Australian Prime Minister Kevin Rudd said the German merchant raider Kormoran was found on Saturday about 150km west of Shark Bay, which is near the state's westernmost point.
He said the discovery was an important clue to concluding the search for the cruiser HMAS Sydney, which went down in November 1941 with the loss of all 645 on board after a fierce battle.
"We are one step closer as a nation to hopefully finding Sydney," Rudd told journalists at the Australian War Memorial in Canberra.
The Sydney was sunk in battle with the Kormoran while sailing home to Australia from Sumatra in November 1941, but the exact location of the wreck in the vast Indian Ocean was uncertain.
"All of us concerned about this great ship and those of us who are concerned about what happened to the 645 brave souls who went down with her, have all these years been wondering where she lay and what in the end actually happened," Rudd said.

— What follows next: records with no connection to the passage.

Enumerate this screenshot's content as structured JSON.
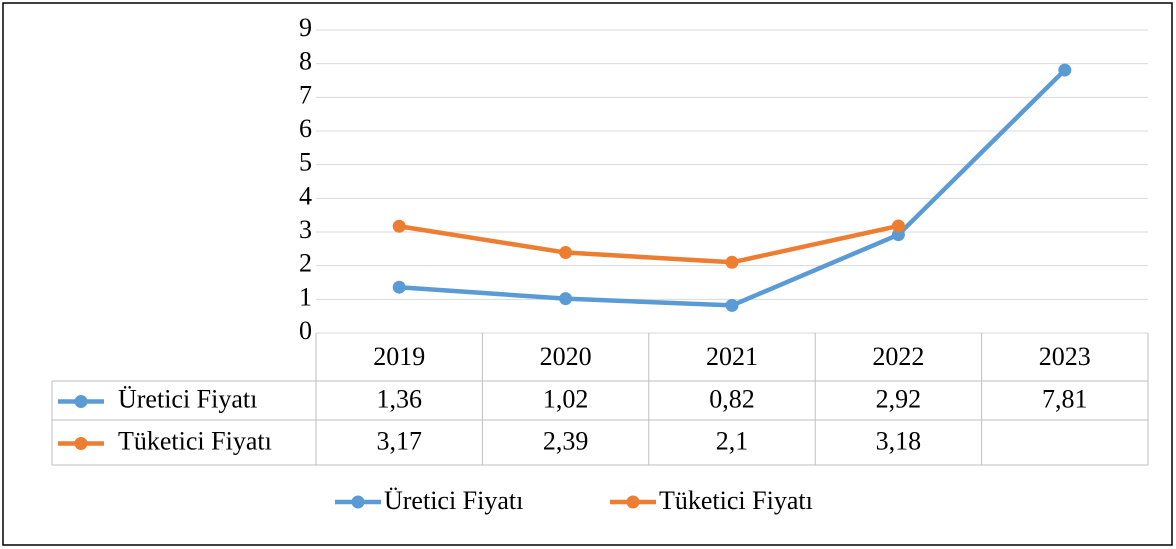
{
  "chart_data": {
    "type": "line",
    "categories": [
      "2019",
      "2020",
      "2021",
      "2022",
      "2023"
    ],
    "series": [
      {
        "name": "Üretici Fiyatı",
        "color": "#5b9bd5",
        "values": [
          1.36,
          1.02,
          0.82,
          2.92,
          7.81
        ],
        "value_labels": [
          "1,36",
          "1,02",
          "0,82",
          "2,92",
          "7,81"
        ]
      },
      {
        "name": "Tüketici Fiyatı",
        "color": "#ed7d31",
        "values": [
          3.17,
          2.39,
          2.1,
          3.18,
          null
        ],
        "value_labels": [
          "3,17",
          "2,39",
          "2,1",
          "3,18",
          null
        ]
      }
    ],
    "ylim": [
      0,
      9
    ],
    "yticks": [
      0,
      1,
      2,
      3,
      4,
      5,
      6,
      7,
      8,
      9
    ],
    "grid": true,
    "legend": "bottom"
  }
}
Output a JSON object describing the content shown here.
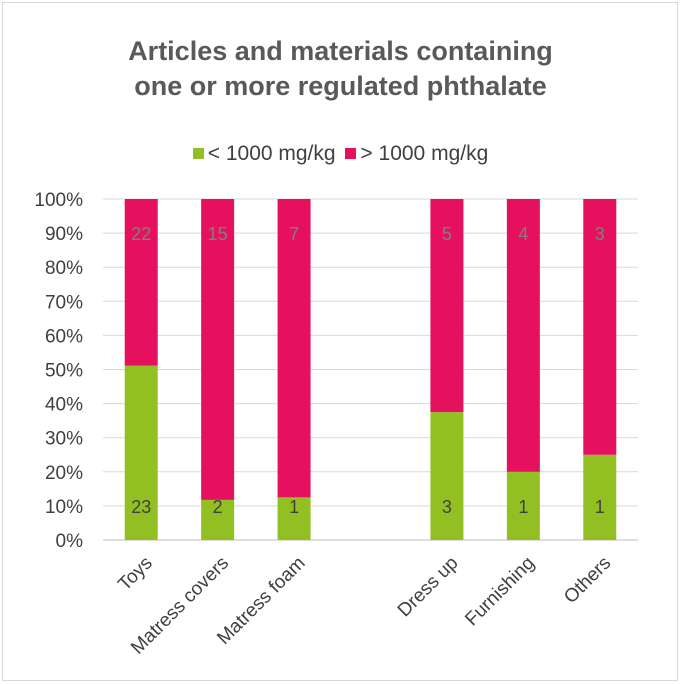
{
  "chart_data": {
    "type": "bar",
    "stacked": true,
    "percent": true,
    "title": "Articles and materials containing one or more regulated phthalate",
    "categories": [
      "Toys",
      "Matress covers",
      "Matress foam",
      "",
      "Dress up",
      "Furnishing",
      "Others"
    ],
    "series": [
      {
        "name": "< 1000 mg/kg",
        "color": "#92c023",
        "values": [
          23,
          2,
          1,
          null,
          3,
          1,
          1
        ]
      },
      {
        "name": "> 1000 mg/kg",
        "color": "#e5115f",
        "values": [
          22,
          15,
          7,
          null,
          5,
          4,
          3
        ]
      }
    ],
    "yticks": [
      "0%",
      "10%",
      "20%",
      "30%",
      "40%",
      "50%",
      "60%",
      "70%",
      "80%",
      "90%",
      "100%"
    ],
    "ylim": [
      0,
      100
    ],
    "grid": true,
    "legend": "top"
  },
  "labels": {
    "title_line1": "Articles and materials containing",
    "title_line2": "one or more regulated phthalate"
  }
}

The Kormoran was also sunk but most of the German vessel's crew of 397 survived and were able to give accounts of what had occurred.
Intrigue has sparked several major hunts, the latest being the Finding Sydney Foundation's largely government-funded search using sonar equipment which began early this month.

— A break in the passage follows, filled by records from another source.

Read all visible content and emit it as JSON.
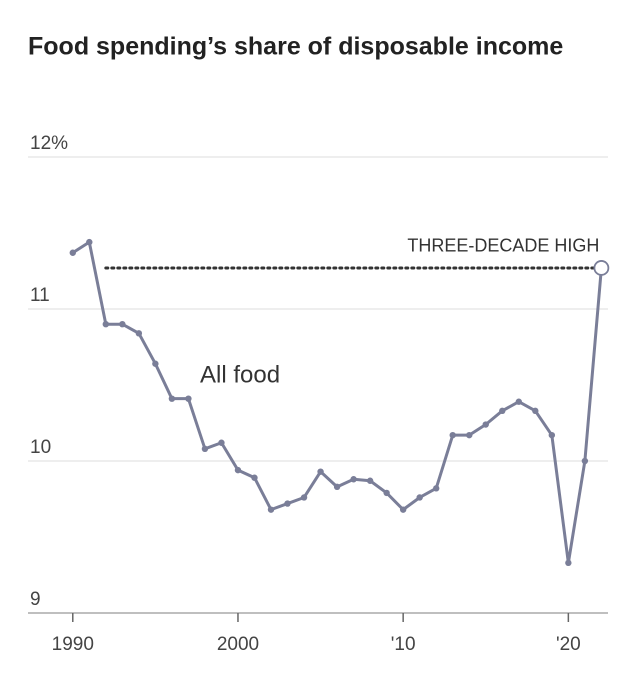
{
  "chart_data": {
    "type": "line",
    "title": "Food spending’s share of disposable income",
    "x": [
      1990,
      1991,
      1992,
      1993,
      1994,
      1995,
      1996,
      1997,
      1998,
      1999,
      2000,
      2001,
      2002,
      2003,
      2004,
      2005,
      2006,
      2007,
      2008,
      2009,
      2010,
      2011,
      2012,
      2013,
      2014,
      2015,
      2016,
      2017,
      2018,
      2019,
      2020,
      2021,
      2022
    ],
    "series": [
      {
        "name": "All food",
        "color": "#7a7e98",
        "values": [
          11.37,
          11.44,
          10.9,
          10.9,
          10.84,
          10.64,
          10.41,
          10.41,
          10.08,
          10.12,
          9.94,
          9.89,
          9.68,
          9.72,
          9.76,
          9.93,
          9.83,
          9.88,
          9.87,
          9.79,
          9.68,
          9.76,
          9.82,
          10.17,
          10.17,
          10.24,
          10.33,
          10.39,
          10.33,
          10.17,
          9.33,
          10.0,
          11.27
        ]
      }
    ],
    "reference_line": {
      "y": 11.27,
      "x_start": 1992,
      "x_end": 2022,
      "label": "THREE-DECADE HIGH"
    },
    "xlim": [
      1988.5,
      2022.4
    ],
    "xticks": [
      1990,
      2000,
      {
        "value": 2010,
        "label": "'10"
      },
      {
        "value": 2020,
        "label": "'20"
      }
    ],
    "ylim": [
      9,
      12
    ],
    "yticks": [
      9,
      10,
      11,
      {
        "value": 12,
        "label": "12%"
      }
    ],
    "grid": true
  }
}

The foundation said the Kormoran wreck was several pieces of hull amid a large and dense field of debris lying some 2,560m underwater.
"The wreckage fits perfectly with what we know and expected to see for Kormoran from testimony of the German survivors," search director David Mearns said in a statement.

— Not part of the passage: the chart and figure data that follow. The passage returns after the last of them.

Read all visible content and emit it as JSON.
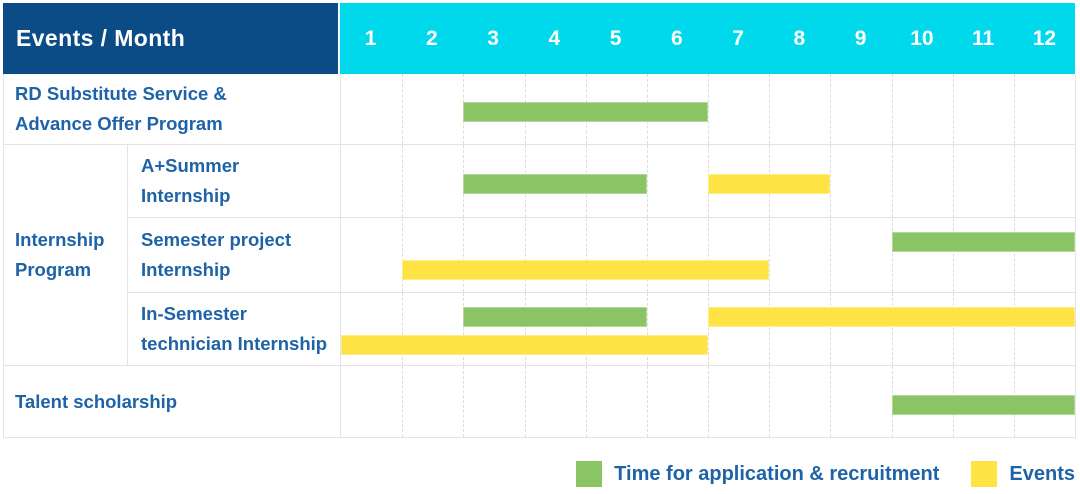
{
  "header": {
    "title": "Events / Month",
    "months": [
      "1",
      "2",
      "3",
      "4",
      "5",
      "6",
      "7",
      "8",
      "9",
      "10",
      "11",
      "12"
    ]
  },
  "legend": {
    "items": [
      {
        "label": "Time for application & recruitment",
        "color": "green"
      },
      {
        "label": "Events",
        "color": "yellow"
      }
    ]
  },
  "colors": {
    "navy": "#0c4c86",
    "cyan": "#00d9ec",
    "text": "#1e63a7",
    "green": "#8ac464",
    "yellow": "#ffe344",
    "grid": "#e4e4e8"
  },
  "chart_data": {
    "type": "bar",
    "variant": "gantt-timeline",
    "corner_header": "Events / Month",
    "x_axis_title": "Month",
    "x_labels": [
      "1",
      "2",
      "3",
      "4",
      "5",
      "6",
      "7",
      "8",
      "9",
      "10",
      "11",
      "12"
    ],
    "x_range": [
      1,
      12
    ],
    "grid": "on",
    "legend_position": "bottom-right",
    "series": [
      {
        "name": "Time for application & recruitment",
        "color": "green"
      },
      {
        "name": "Events",
        "color": "yellow"
      }
    ],
    "rows": [
      {
        "group": "",
        "label": "RD Substitute Service & Advance Offer Program",
        "label_lines": [
          "RD Substitute Service &",
          "Advance Offer Program"
        ],
        "tracks": [
          [
            {
              "series": "Time for application & recruitment",
              "color": "green",
              "start_month": 3,
              "end_month": 6
            }
          ]
        ]
      },
      {
        "group": "Internship Program",
        "label": "A+Summer Internship",
        "label_lines": [
          "A+Summer",
          "Internship"
        ],
        "tracks": [
          [
            {
              "series": "Time for application & recruitment",
              "color": "green",
              "start_month": 3,
              "end_month": 5
            },
            {
              "series": "Events",
              "color": "yellow",
              "start_month": 7,
              "end_month": 8
            }
          ]
        ]
      },
      {
        "group": "Internship Program",
        "label": "Semester project Internship",
        "label_lines": [
          "Semester project",
          "Internship"
        ],
        "tracks": [
          [
            {
              "series": "Time for application & recruitment",
              "color": "green",
              "start_month": 10,
              "end_month": 12
            }
          ],
          [
            {
              "series": "Events",
              "color": "yellow",
              "start_month": 2,
              "end_month": 7
            }
          ]
        ]
      },
      {
        "group": "Internship Program",
        "label": "In-Semester technician Internship",
        "label_lines": [
          "In-Semester",
          "technician Internship"
        ],
        "tracks": [
          [
            {
              "series": "Time for application & recruitment",
              "color": "green",
              "start_month": 3,
              "end_month": 5
            },
            {
              "series": "Events",
              "color": "yellow",
              "start_month": 7,
              "end_month": 12
            }
          ],
          [
            {
              "series": "Events",
              "color": "yellow",
              "start_month": 1,
              "end_month": 6
            }
          ]
        ]
      },
      {
        "group": "",
        "label": "Talent scholarship",
        "label_lines": [
          "Talent scholarship"
        ],
        "tracks": [
          [
            {
              "series": "Time for application & recruitment",
              "color": "green",
              "start_month": 10,
              "end_month": 12
            }
          ]
        ]
      }
    ],
    "group_label": "Internship Program",
    "group_label_lines": [
      "Internship",
      "Program"
    ]
  }
}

Searchers believe the site of the battle is about 4 nautical miles (2.4km) south of the Kormoran wreck site because this is where more scattered debris -- likely to have come from the Sydney after she was gravely damaged by a torpedo hit and being heavily shelled -- has been found.
The team will now narrow the area they are searching to within 300 nautical miles of the Kormoran and this week will use a remote-operated vehicle to search the Kormoran and the battlefield.
Chairman of the foundation Ted Graham said finding the Kormoran put searchers "halfway to solving where the Sydney is."
"Without finding the Kormoran, our job would've been much harder," Graham said.
"It's a fantastic step forward," he said.
Navy chief Vice Admiral Russ Shalders said the find would "allow us to proceed towards finishing something that has been a mystery -- Australia's major maritime mystery."
"The navy looks forward to the day that we can find the Sydney and perhaps more importantly find out why the battle turned out the way it did," he said.
Germany has been told that the HSK Kormoran had been found and that authorities were working to ensure the site was protected.